Low-Power and High-Precision Readout Circuit Design for Micro-Electromechanical Systems (MEMS) Acceleration Sensors

Abstract

MEMS acceleration sensors are widely used in Internet of Things, electronic machinery, aerospace and other fields with outstanding advantages such as small size, high reliability, intelligence and high integration. Traditional MEMS acceleration sensors limit their applications due to high-power consumption and low-precision; the standby time and service life are being increased in order to study the low-power and high-precision MEMS acceleration sensor readout, this paper adopts the Fully Differential Switched Capacitor-Variable Gain Amplifier (FDSC-VGA) instead of the traditional high-power Capacitance-to-Voltage Converter (CVC-VGA), Sample-and-Hold Circuit (S&H) and Anti-Aliasing Filter (AAF) as front-end modules.
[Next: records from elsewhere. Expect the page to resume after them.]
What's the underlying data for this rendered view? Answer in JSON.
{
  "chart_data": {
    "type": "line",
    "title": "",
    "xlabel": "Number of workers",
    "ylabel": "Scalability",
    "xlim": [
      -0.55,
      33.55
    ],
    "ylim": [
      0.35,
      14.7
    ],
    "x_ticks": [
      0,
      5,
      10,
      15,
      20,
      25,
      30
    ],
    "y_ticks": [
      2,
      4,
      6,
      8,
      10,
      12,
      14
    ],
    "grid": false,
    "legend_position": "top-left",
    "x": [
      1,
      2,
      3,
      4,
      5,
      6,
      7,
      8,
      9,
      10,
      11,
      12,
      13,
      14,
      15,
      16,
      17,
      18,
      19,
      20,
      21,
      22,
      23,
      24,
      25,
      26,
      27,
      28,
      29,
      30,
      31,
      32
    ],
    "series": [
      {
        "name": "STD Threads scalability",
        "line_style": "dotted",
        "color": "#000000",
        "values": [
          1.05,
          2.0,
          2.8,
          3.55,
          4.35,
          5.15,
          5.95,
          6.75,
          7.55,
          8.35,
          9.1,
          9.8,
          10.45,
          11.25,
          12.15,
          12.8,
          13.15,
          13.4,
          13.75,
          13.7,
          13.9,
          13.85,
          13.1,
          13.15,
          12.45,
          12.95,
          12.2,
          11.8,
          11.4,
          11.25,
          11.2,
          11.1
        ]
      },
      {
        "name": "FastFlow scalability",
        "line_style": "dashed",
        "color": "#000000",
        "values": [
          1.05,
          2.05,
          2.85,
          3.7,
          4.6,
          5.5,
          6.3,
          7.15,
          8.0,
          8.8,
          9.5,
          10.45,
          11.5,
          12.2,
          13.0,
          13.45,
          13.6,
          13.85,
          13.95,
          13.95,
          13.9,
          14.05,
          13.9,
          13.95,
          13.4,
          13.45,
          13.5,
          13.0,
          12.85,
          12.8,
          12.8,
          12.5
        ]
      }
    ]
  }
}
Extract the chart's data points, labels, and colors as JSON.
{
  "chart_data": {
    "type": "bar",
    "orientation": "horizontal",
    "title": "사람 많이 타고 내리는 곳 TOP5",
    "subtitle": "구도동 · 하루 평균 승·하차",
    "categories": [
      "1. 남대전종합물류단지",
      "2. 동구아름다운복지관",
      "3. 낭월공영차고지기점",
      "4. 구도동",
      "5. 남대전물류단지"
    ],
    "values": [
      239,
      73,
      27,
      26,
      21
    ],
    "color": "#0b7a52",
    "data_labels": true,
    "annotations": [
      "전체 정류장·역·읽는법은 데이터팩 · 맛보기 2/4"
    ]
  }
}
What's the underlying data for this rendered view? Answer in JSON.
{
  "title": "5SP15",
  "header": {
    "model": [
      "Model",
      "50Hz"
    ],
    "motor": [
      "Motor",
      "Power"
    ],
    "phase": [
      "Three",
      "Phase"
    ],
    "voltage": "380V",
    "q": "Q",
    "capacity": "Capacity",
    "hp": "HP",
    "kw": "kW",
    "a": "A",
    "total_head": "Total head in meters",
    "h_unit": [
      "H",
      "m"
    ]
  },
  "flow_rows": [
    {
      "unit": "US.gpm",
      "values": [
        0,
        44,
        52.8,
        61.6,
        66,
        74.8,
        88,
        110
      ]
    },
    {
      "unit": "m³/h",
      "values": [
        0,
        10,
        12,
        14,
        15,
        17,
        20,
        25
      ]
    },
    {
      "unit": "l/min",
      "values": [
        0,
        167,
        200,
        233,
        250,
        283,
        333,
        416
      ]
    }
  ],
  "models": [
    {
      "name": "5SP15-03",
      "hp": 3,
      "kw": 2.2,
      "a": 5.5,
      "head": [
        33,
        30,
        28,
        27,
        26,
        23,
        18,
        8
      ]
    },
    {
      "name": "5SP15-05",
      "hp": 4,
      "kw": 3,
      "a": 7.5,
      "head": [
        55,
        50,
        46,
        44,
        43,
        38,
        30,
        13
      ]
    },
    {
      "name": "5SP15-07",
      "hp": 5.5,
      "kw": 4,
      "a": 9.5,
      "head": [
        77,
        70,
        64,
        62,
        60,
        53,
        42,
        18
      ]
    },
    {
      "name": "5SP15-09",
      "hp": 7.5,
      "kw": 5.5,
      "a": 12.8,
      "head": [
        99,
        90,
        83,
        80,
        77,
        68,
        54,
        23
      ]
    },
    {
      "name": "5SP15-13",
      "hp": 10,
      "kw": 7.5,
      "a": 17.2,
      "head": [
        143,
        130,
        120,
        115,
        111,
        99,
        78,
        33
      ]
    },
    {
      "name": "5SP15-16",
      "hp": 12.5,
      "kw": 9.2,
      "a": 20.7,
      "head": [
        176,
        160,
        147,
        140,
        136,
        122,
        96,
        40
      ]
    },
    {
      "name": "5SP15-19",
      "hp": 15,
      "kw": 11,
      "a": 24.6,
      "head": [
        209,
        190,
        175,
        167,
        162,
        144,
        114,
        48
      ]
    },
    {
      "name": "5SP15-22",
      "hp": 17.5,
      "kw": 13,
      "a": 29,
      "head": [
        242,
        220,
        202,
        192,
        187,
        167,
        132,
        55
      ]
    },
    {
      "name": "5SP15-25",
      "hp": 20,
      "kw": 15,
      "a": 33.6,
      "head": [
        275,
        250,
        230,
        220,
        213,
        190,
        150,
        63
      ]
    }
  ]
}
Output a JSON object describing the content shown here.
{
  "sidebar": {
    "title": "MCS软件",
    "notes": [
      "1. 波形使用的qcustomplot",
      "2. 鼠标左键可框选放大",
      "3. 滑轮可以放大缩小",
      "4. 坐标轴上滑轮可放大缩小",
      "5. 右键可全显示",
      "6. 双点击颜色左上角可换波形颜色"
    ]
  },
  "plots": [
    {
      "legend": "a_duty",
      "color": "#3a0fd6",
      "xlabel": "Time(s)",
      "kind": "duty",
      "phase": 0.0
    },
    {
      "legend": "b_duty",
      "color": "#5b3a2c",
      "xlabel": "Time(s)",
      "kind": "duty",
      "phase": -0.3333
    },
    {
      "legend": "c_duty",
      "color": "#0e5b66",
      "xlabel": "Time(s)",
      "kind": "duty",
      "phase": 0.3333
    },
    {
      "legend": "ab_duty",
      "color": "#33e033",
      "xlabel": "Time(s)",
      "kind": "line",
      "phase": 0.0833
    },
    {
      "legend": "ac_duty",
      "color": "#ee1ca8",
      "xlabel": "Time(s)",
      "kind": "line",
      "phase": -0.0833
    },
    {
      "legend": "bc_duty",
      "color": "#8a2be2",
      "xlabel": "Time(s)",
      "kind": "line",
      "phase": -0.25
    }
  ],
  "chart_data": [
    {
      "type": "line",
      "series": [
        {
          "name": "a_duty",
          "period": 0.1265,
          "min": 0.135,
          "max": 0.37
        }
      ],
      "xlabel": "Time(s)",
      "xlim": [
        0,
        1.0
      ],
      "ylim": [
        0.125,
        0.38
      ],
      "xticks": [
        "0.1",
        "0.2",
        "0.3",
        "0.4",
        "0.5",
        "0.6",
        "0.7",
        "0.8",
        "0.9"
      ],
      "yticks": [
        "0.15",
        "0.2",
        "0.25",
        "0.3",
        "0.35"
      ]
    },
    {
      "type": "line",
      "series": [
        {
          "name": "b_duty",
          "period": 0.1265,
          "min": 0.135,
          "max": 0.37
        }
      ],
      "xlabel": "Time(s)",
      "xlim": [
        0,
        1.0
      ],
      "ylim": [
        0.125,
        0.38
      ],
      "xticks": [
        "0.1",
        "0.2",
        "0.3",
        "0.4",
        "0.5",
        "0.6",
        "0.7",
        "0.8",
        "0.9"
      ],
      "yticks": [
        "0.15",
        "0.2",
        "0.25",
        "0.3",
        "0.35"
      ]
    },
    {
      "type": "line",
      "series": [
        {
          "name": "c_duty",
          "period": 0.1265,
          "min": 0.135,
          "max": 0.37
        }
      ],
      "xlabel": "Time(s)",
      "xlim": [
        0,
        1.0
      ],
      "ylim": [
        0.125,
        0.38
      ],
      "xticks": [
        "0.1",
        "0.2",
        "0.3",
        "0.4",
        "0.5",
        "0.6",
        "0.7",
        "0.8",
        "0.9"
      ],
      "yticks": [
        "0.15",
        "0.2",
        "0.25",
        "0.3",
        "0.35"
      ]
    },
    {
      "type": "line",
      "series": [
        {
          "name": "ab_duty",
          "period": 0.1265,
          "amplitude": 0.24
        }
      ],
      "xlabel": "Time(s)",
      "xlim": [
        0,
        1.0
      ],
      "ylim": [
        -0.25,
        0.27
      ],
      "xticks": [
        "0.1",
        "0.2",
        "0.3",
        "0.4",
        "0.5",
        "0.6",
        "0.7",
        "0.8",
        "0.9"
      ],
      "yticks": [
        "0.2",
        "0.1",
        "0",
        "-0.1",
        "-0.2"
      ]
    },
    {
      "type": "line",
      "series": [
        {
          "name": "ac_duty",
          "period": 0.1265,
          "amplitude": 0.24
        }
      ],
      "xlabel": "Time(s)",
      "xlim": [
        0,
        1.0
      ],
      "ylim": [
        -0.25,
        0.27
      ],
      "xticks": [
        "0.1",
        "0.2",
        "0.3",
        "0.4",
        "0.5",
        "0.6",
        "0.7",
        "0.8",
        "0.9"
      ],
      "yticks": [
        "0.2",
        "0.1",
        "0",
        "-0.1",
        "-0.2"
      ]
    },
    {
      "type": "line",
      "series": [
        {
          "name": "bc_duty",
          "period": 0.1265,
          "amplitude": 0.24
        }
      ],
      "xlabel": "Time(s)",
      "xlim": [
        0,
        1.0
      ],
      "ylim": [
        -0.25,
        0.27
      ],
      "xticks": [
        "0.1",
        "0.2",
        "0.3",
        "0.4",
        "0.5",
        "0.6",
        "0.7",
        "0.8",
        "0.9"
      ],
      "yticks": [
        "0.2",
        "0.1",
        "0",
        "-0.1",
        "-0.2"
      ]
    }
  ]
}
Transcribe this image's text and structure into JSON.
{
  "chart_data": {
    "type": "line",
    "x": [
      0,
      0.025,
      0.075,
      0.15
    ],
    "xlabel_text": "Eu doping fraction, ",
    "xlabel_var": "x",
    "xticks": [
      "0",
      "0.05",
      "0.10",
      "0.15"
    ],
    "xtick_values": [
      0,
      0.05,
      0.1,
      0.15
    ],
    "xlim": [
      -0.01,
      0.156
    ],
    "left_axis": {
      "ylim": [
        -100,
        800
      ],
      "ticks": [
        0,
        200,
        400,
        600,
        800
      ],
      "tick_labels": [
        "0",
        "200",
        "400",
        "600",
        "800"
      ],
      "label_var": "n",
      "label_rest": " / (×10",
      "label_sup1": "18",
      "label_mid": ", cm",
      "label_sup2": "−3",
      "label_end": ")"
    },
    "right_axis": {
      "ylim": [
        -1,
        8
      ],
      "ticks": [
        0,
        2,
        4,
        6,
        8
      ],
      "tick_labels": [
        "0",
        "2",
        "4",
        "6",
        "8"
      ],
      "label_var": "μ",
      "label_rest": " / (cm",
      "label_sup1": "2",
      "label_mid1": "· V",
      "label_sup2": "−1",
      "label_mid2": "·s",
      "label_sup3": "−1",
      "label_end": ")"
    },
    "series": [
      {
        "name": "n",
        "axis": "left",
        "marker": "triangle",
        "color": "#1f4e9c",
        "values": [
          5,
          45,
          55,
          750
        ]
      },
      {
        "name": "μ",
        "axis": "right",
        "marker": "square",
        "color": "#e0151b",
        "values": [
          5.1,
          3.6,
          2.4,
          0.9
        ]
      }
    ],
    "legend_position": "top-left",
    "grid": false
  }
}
At the same time, a high-precision four-phase non-crossover clock is designed to precisely control the timing switch, thus effectively reducing the power consumption of the MEMS acceleration sensor readout circuit; then, the overall readout circuit is simulated and verified by Dong Bu HiTek 0.18 μm process. The results show that the error rate of the output voltage of FDSC-VGA is reduced from 8.03% to 0.88% compared with the conventional readout circuit, and the noise power consumption of MEMS acceleration sensor readout circuit can be reduced by 65%.